The Alberta government relaunch strategy is built on seven conditions to be met. They are (as copied directly from the document):
As you can see in the second bullet, one tool that various jurisdictions including Alberta are utilizing as they relaunch or reopen is some form of "contact tracing". In the early stages of an outbreak with small numbers of people infected, this can be very manual - figure out who a person met, call them, call who they talked to, and so on. This gets significantly more difficult in the mid- to late-stages of a pandemic due to the vast numbers of people who are or could be infected, and that of course sounds like something that technology can help with.
Contact tracing apps like the one that Singapore open-sourced and that Alberta has adopted sound like they could be privacy nightmares. This article out of the UK outlines how those issues could manifest into significant concerns, but the fact that they are not mandatory means the number of people potentially impacted could be small. Further to that. Brookings and Bruce Schneier both complete pan contact tracing applications, saying that they just don't work.

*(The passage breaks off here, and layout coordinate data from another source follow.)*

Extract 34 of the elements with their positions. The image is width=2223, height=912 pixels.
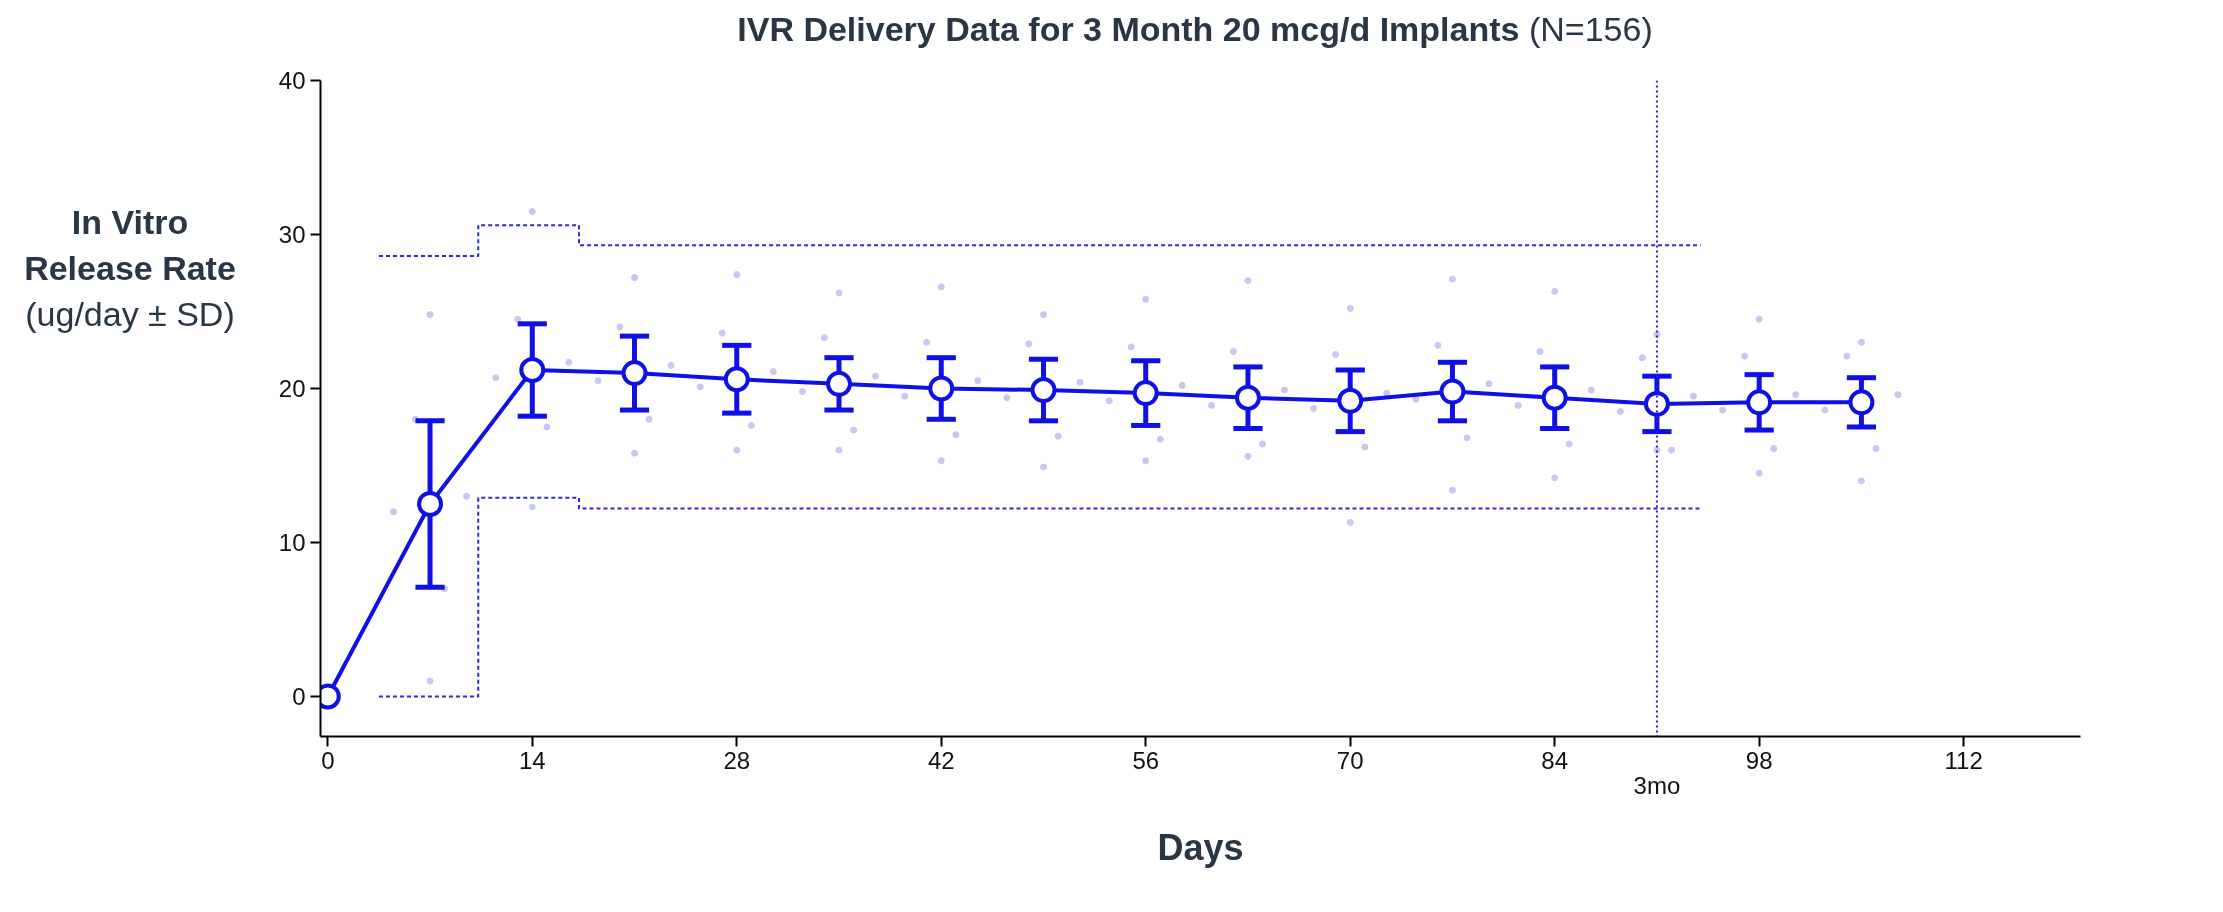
x-tick-label: 28	[723, 746, 751, 774]
point	[1132, 380, 1159, 407]
point	[1643, 390, 1670, 417]
point	[1234, 384, 1261, 411]
x-tick-label: 14	[518, 746, 546, 774]
y-tick-label: 10	[278, 528, 306, 556]
y-tick-label: 40	[278, 67, 306, 94]
chart-subtitle: (N=156)	[1528, 10, 1653, 48]
y-axis-title: In Vitro Release Rate (ug/day ± SD)	[23, 202, 237, 335]
point	[1746, 389, 1773, 416]
y-tick-label: 0	[292, 682, 306, 710]
x-tick-label: 70	[1336, 746, 1364, 774]
chart-title: IVR Delivery Data for 3 Month 20 mcg/d Implants	[737, 10, 1520, 48]
point	[723, 366, 750, 393]
point	[1541, 384, 1568, 411]
point	[1337, 387, 1364, 414]
x-tick-label: 0	[321, 746, 335, 774]
x-tick-label: 84	[1541, 746, 1569, 774]
y-tick-label: 20	[278, 374, 306, 402]
x-tick-label: 42	[927, 746, 955, 774]
point	[1848, 389, 1875, 416]
x-tick-label: 112	[1944, 746, 1983, 774]
point	[1030, 377, 1057, 403]
x-tick-label: 98	[1745, 746, 1773, 774]
x-axis-title: Days	[1157, 826, 1244, 868]
ref-line-label: 3mo	[1633, 771, 1681, 799]
y-tick-label: 30	[278, 220, 306, 248]
point	[417, 491, 444, 517]
x-tick-label: 56	[1132, 746, 1160, 774]
point	[826, 370, 853, 397]
point	[621, 360, 648, 387]
point	[1439, 378, 1466, 405]
point	[519, 357, 546, 383]
point	[928, 375, 955, 402]
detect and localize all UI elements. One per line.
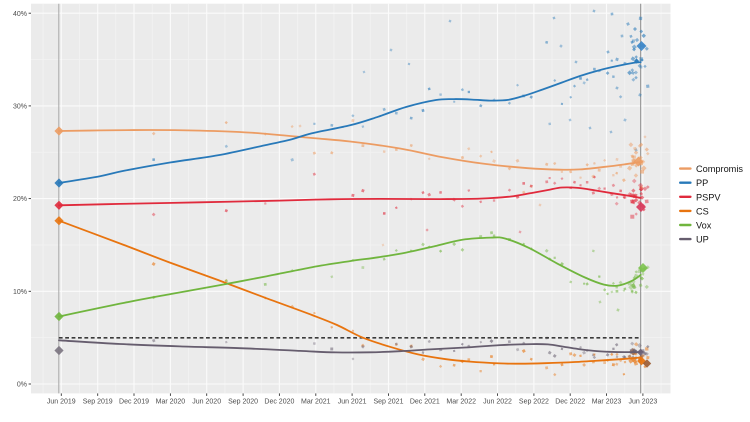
svg-text:Jun 2023: Jun 2023 bbox=[628, 399, 657, 406]
svg-text:Vox: Vox bbox=[696, 221, 712, 231]
svg-text:Mar 2023: Mar 2023 bbox=[592, 399, 622, 406]
svg-text:10%: 10% bbox=[13, 289, 27, 296]
svg-text:Jun 2020: Jun 2020 bbox=[192, 399, 221, 406]
svg-text:Dec 2019: Dec 2019 bbox=[119, 399, 149, 406]
svg-text:Compromis: Compromis bbox=[696, 164, 743, 174]
svg-text:Sep 2019: Sep 2019 bbox=[83, 399, 113, 406]
svg-text:Mar 2020: Mar 2020 bbox=[156, 399, 186, 406]
svg-text:40%: 40% bbox=[13, 11, 27, 18]
svg-text:30%: 30% bbox=[13, 104, 27, 111]
svg-text:0%: 0% bbox=[17, 382, 27, 389]
svg-text:Dec 2021: Dec 2021 bbox=[410, 399, 440, 406]
svg-text:Mar 2021: Mar 2021 bbox=[301, 399, 331, 406]
svg-text:Sep 2021: Sep 2021 bbox=[374, 399, 404, 406]
svg-text:UP: UP bbox=[696, 235, 709, 245]
svg-text:Jun 2019: Jun 2019 bbox=[47, 399, 76, 406]
svg-text:Jun 2021: Jun 2021 bbox=[338, 399, 367, 406]
svg-text:Sep 2020: Sep 2020 bbox=[228, 399, 258, 406]
svg-text:Dec 2020: Dec 2020 bbox=[264, 399, 294, 406]
svg-text:PSPV: PSPV bbox=[696, 192, 721, 202]
svg-text:Jun 2022: Jun 2022 bbox=[483, 399, 512, 406]
svg-text:PP: PP bbox=[696, 178, 708, 188]
svg-text:CS: CS bbox=[696, 206, 709, 216]
svg-text:Dec 2022: Dec 2022 bbox=[555, 399, 585, 406]
svg-text:Sep 2022: Sep 2022 bbox=[519, 399, 549, 406]
svg-text:20%: 20% bbox=[13, 196, 27, 203]
svg-text:Mar 2022: Mar 2022 bbox=[446, 399, 476, 406]
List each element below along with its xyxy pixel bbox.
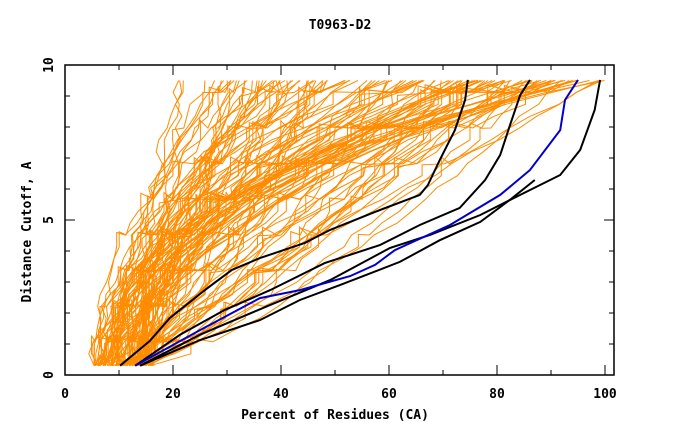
x-tick-label: 40 — [273, 387, 289, 402]
model-curve — [115, 80, 388, 367]
model-curve — [114, 80, 425, 366]
model-curve — [140, 80, 368, 366]
x-axis-ticks: 0 20 40 60 80 100 — [61, 65, 617, 402]
model-curve — [131, 80, 315, 366]
model-curve — [97, 80, 286, 366]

Assume you take the app out grocery shopping with you and it subsequently alerts you of a contact. What should you do? It's not accurate enough for you to quarantine yourself for two weeks. And without ubiquitous, cheap, fast, and accurate testing, you can't confirm the app's diagnosis. So the alert is useless.
If this is all true, then the promise of a contact tracing application freeing people from, as Brookings put it, the "terrible choice between staying home or risking exposure" is nothing but a false hope. If the only real tool we have to stay safe until we have a vaccine is full-on quarantine, then it looks like the Chinese might have the only solid plan.
China continues to come up nearly daily for me. Looking at China closely over the past two decades has evolved from a personal interest, to a hobby, an investment strategy, and now into the realm of core fact of life. Understanding what China is doing is as fascinating as it is essential, and so it was with great interest that I read this article about China and technology futures and the China Standards 2035 initiative. As the article states, while the Chinese Communist Party is "authoritarian to a fault, its machinery of innovation should not be underestimated." It closes by saying that "ultimately China’s ability to rejuvenate itself following the pandemic will likely be superior and more strategic than the rest of the planet."
I'm going to skip the Reading Pile section this week as I did not finish the Mark Urban or Simon Sinek books that I am currently reading. I should be able to review both of them next week.
As for the new beers, there were two this week and they were both quite memorable. The first was my first from Vancouver's Postmark Brewing. Their Juicy Pale Ale had a nice taste and citrus aroma, lots of citrus pith, and a long lasting foam. Good stuff. (3.5 / 5). I'll be sure to search out additional offerings from Postmark based on this first try.
The second was yet another from Collective Arts. I have been going through the Collective Arts offerings lately because (a) they are typically quite good, and (b) they are available as singles at one of the stores closest to my house. The latest was their Blueberry Sour with Cocoa Nibs and it was, in a word, purple! And in more than one word, this was a really great beer. A bit fruity, a bit chocolatey, a bit sour. A great combination that I never would have thought of, and the first beer I have rated at 4.0 / 5 in probably a couple years.